Ecco alcune delle principali modifiche apportate:
- sono state aggiornate le modalità per la richiesta di verifica preliminare di ammissibilità;
- chiariti dei casi in cui è possibile modificare il progetto o la configurazione della comunità energetica già approvata;
- sono stati indicati esempi concreti di finalità sociali a cui destinare eventuali surplus economici derivanti dalla tariffa premio;
- aggiornati i modelli di istanza da utilizzare per accedere ai contributi, semplificando e standardizzando il processo. Un passaggio importante, soprattutto per i soggetti meno esperti, che ora possono contare su un set di strumenti più chiari e coerenti.
Tutte le novità sono consultabili sul portale ufficiale del GSE e del Ministero.
Tempistiche e Scadenze
Il cronoprogramma aggiornato prevede ora un doppio binario temporale: i lavori di realizzazione dell’impianto devono essere completati entro il 30 giugno 2026, mentre l’entrata in esercizio vera e propria può avvenire entro il 31 dicembre 2027.

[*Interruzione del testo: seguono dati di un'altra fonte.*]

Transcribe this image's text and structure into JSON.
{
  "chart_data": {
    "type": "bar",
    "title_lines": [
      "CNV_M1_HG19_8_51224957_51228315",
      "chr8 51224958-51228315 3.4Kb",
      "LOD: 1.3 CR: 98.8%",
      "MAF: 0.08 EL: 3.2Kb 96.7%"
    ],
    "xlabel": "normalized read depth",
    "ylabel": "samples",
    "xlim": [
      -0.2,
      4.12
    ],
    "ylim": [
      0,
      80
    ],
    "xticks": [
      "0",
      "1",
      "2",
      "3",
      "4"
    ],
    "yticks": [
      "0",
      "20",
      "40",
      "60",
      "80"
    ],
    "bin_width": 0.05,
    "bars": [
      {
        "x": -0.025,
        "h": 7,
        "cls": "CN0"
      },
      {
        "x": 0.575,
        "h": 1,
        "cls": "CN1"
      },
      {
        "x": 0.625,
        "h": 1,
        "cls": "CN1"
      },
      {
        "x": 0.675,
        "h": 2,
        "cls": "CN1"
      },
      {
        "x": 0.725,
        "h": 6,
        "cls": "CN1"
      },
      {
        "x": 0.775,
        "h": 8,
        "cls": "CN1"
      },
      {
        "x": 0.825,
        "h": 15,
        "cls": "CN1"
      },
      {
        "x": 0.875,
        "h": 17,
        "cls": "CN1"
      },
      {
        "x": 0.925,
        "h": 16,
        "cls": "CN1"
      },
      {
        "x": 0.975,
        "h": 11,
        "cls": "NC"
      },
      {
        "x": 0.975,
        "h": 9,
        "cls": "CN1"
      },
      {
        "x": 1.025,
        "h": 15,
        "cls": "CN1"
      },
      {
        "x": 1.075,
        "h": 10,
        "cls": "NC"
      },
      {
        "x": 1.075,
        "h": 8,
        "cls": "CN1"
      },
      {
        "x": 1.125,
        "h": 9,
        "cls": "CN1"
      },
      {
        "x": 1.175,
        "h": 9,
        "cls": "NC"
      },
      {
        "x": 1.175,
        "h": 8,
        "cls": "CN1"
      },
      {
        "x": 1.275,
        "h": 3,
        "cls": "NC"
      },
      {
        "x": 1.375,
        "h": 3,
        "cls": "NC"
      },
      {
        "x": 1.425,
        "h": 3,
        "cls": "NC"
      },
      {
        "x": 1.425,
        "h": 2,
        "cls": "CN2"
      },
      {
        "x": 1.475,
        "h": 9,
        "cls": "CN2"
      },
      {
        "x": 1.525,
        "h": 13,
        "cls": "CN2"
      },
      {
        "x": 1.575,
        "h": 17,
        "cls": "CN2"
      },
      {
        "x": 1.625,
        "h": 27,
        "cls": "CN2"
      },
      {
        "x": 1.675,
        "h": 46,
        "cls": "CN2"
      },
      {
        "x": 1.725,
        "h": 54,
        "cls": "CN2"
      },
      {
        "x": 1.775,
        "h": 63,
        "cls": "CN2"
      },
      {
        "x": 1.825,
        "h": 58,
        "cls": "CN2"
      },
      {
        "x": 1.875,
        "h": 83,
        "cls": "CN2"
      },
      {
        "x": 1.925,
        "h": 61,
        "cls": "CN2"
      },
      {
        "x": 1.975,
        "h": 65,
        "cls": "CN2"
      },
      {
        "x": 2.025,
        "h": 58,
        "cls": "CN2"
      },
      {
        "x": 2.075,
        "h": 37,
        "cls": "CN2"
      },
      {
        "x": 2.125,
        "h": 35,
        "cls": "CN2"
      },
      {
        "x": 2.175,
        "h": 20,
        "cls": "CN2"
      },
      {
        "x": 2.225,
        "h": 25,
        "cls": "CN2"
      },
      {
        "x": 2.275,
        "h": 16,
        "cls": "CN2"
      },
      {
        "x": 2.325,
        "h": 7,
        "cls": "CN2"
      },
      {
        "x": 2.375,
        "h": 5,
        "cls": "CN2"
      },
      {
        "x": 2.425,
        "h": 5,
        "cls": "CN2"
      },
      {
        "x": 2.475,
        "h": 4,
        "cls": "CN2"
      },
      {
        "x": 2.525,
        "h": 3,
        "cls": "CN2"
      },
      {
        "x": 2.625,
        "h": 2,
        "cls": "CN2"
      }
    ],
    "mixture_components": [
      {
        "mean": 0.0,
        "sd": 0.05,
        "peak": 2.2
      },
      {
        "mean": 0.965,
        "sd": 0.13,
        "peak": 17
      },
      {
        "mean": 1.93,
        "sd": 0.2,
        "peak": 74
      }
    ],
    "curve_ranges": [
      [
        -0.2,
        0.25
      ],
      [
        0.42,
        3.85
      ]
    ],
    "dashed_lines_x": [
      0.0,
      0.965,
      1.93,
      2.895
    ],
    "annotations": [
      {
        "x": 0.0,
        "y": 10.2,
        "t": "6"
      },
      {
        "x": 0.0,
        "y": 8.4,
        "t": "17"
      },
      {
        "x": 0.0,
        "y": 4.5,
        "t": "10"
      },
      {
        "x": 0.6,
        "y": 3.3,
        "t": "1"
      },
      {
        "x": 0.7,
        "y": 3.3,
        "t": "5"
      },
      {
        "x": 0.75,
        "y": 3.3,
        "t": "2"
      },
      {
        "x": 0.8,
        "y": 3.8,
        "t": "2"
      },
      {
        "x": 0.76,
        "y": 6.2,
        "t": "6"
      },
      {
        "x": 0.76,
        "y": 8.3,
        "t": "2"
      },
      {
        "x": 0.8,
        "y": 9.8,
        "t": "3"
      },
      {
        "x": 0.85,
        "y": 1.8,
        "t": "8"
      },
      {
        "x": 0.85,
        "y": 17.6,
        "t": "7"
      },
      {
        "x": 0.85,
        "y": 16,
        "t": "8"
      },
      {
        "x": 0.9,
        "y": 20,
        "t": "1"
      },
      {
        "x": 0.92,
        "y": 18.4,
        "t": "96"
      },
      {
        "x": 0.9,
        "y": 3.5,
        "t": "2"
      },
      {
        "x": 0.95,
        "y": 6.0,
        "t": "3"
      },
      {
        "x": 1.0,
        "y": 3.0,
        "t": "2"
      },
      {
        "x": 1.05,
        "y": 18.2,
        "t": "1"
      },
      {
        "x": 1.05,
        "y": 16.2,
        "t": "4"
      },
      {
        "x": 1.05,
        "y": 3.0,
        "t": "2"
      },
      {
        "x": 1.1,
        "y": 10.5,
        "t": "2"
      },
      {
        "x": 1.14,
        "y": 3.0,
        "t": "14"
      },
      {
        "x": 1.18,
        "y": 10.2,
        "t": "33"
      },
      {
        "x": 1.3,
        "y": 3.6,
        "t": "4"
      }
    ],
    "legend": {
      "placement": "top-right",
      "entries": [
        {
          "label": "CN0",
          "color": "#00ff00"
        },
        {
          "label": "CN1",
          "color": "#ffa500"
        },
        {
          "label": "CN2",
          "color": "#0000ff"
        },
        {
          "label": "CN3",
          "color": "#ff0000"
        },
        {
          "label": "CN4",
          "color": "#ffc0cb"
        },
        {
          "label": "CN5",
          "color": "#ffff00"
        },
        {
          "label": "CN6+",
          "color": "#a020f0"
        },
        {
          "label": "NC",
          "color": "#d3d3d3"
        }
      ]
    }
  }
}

Le tempistiche aggiornate garantiscono maggiore flessibilità, tenendo conto delle difficoltà che possono emergere nella fase esecutiva, come ritardi nella fornitura di materiali o nei collegamenti alla rete.
In questo modo, viene salvaguardata la possibilità di completare progetti anche complessi, senza rischiare la perdita del contributo per ritardi non imputabili ai promotori. Una scelta che va incontro alle esigenze di Comuni, cooperative e piccole imprese che spesso operano con risorse limitate e tempi tecnici più lunghi.